= Saimi Hoyer =

Finnish model and television personality (born 1974)

Saimi Hoyer (née Nousiainen; born 18 June 1974) is a Finnish model and television personality. Her unique look helped her become one of the most successful models in Finland.

==Life==
She was born on 18 June 1974 in Helsinki. Her parents were actors Soila Komi and Jyrki Nousiainen.

Before modeling, Hoyer studied at Sibelius Academy. After this, she studied Hungarian, Italian and literature at the University of Jyväskylä. Her modeling career began when a photographer "discovered" her at a concert while she was on exchange in Florence, Italy studying theatre. Hoyer got to walk the catwalk in Milan, Paris, London, New York City and Tokyo and worked for Diesel and Burberry. Her photos have been seen in Italy and featured on the pages of US Vogue and Marie Claire.

Hoyer retired from modeling in 2003 and became an editor for Image magazine and a columnist for the magazine MeNaiset. She has also written columns for Savon Sanomat and has been a weather reporter for Nelonen. She currently writes articles for the magazine Anna.

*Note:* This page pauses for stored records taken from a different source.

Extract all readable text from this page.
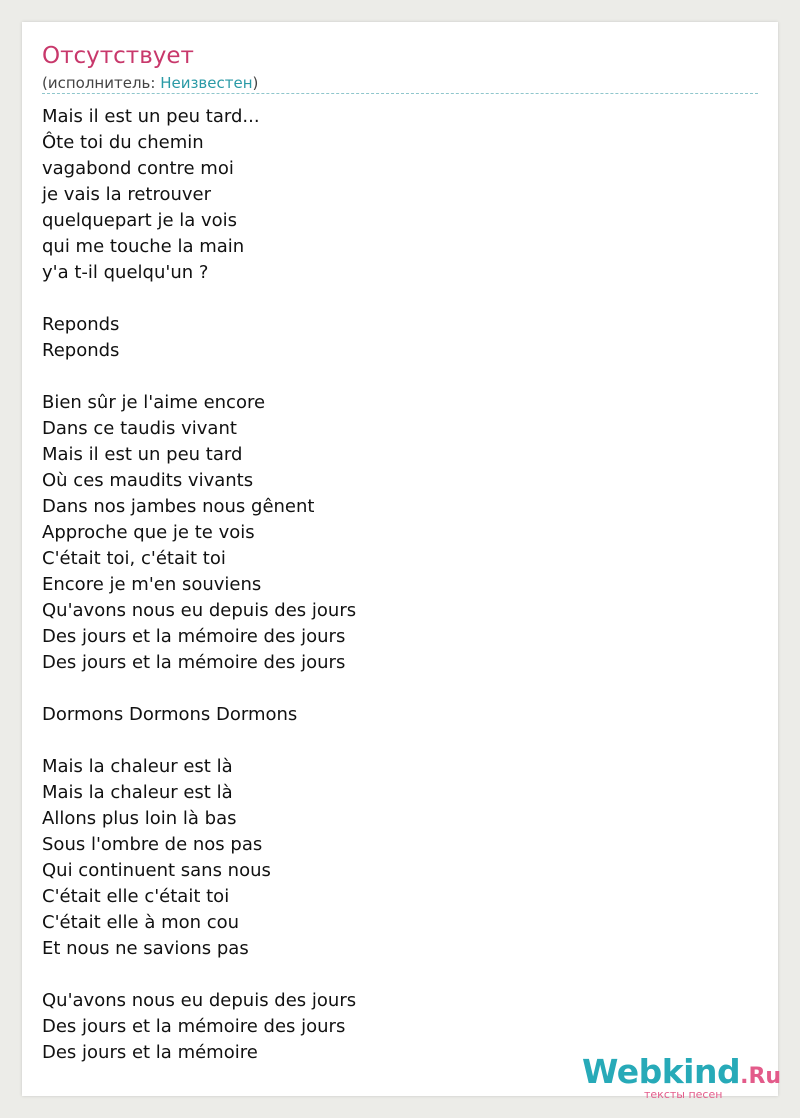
Отсутствует
(исполнитель: Неизвестен)
Mais il est un peu tard...
Ôte toi du chemin
vagabond contre moi
je vais la retrouver
quelquepart je la vois
qui me touche la main
y'a t-il quelqu'un ?
Reponds
Reponds
Bien sûr je l'aime encore
Dans ce taudis vivant
Mais il est un peu tard
Où ces maudits vivants
Dans nos jambes nous gênent
Approche que je te vois
C'était toi, c'était toi
Encore je m'en souviens
Qu'avons nous eu depuis des jours
Des jours et la mémoire des jours
Des jours et la mémoire des jours
Dormons Dormons Dormons
Mais la chaleur est là
Mais la chaleur est là
Allons plus loin là bas
Sous l'ombre de nos pas
Qui continuent sans nous
C'était elle c'était toi
C'était elle à mon cou
Et nous ne savions pas
Qu'avons nous eu depuis des jours
Des jours et la mémoire des jours
Des jours et la mémoire	Webkind.Ru
тексты песен
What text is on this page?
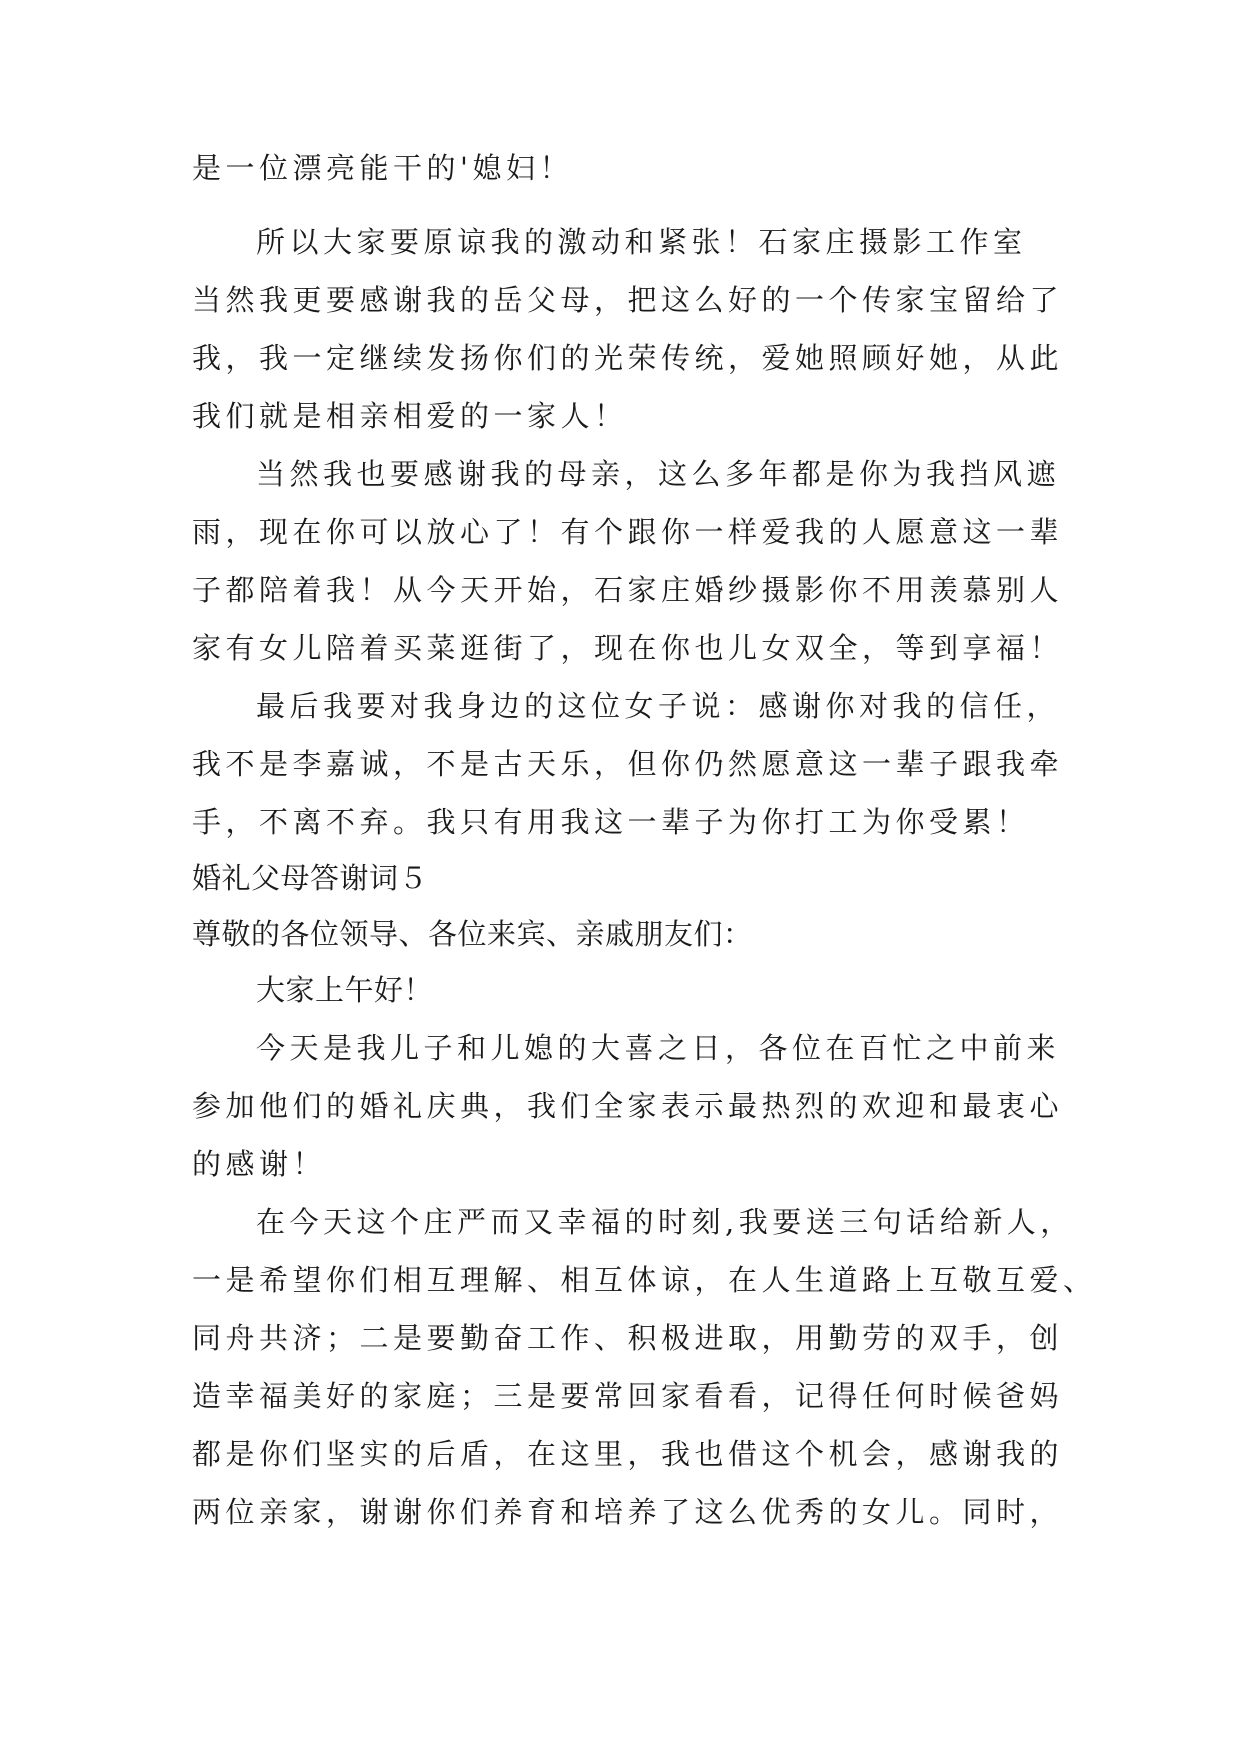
是一位漂亮能干的'媳妇！
所以大家要原谅我的激动和紧张！石家庄摄影工作室
当然我更要感谢我的岳父母，把这么好的一个传家宝留给了
我，我一定继续发扬你们的光荣传统，爱她照顾好她，从此
我们就是相亲相爱的一家人！
当然我也要感谢我的母亲，这么多年都是你为我挡风遮
雨，现在你可以放心了！有个跟你一样爱我的人愿意这一辈
子都陪着我！从今天开始，石家庄婚纱摄影你不用羡慕别人
家有女儿陪着买菜逛街了，现在你也儿女双全，等到享福！
最后我要对我身边的这位女子说：感谢你对我的信任，
我不是李嘉诚，不是古天乐，但你仍然愿意这一辈子跟我牵
手，不离不弃。我只有用我这一辈子为你打工为你受累！
婚礼父母答谢词５
尊敬的各位领导、各位来宾、亲戚朋友们：
大家上午好！
今天是我儿子和儿媳的大喜之日，各位在百忙之中前来
参加他们的婚礼庆典，我们全家表示最热烈的欢迎和最衷心
的感谢！
在今天这个庄严而又幸福的时刻,我要送三句话给新人，
一是希望你们相互理解、相互体谅，在人生道路上互敬互爱、
同舟共济；二是要勤奋工作、积极进取，用勤劳的双手，创
造幸福美好的家庭；三是要常回家看看，记得任何时候爸妈
都是你们坚实的后盾，在这里，我也借这个机会，感谢我的
两位亲家，谢谢你们养育和培养了这么优秀的女儿。同时，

In 2005, Hoyer hosted the MTV3 show Mallikoulu 2005 where she taught promising models how to walk on the runway. In 2006, she did the MTV3 style show Unisex, along with Arman Alizad and Heli Roiha. In one episode, she criticised the Jokapoika collection by Marimekko as being old-fashioned. Marimekko CEO Kirsti Paakkanen gave a statement, which was later withdrawn.

Hoyer married financial director Thomas Hoyer in 2006. They have two children, Kaspar and Hektor. Hoyer and her husband filed for divorce in 2018.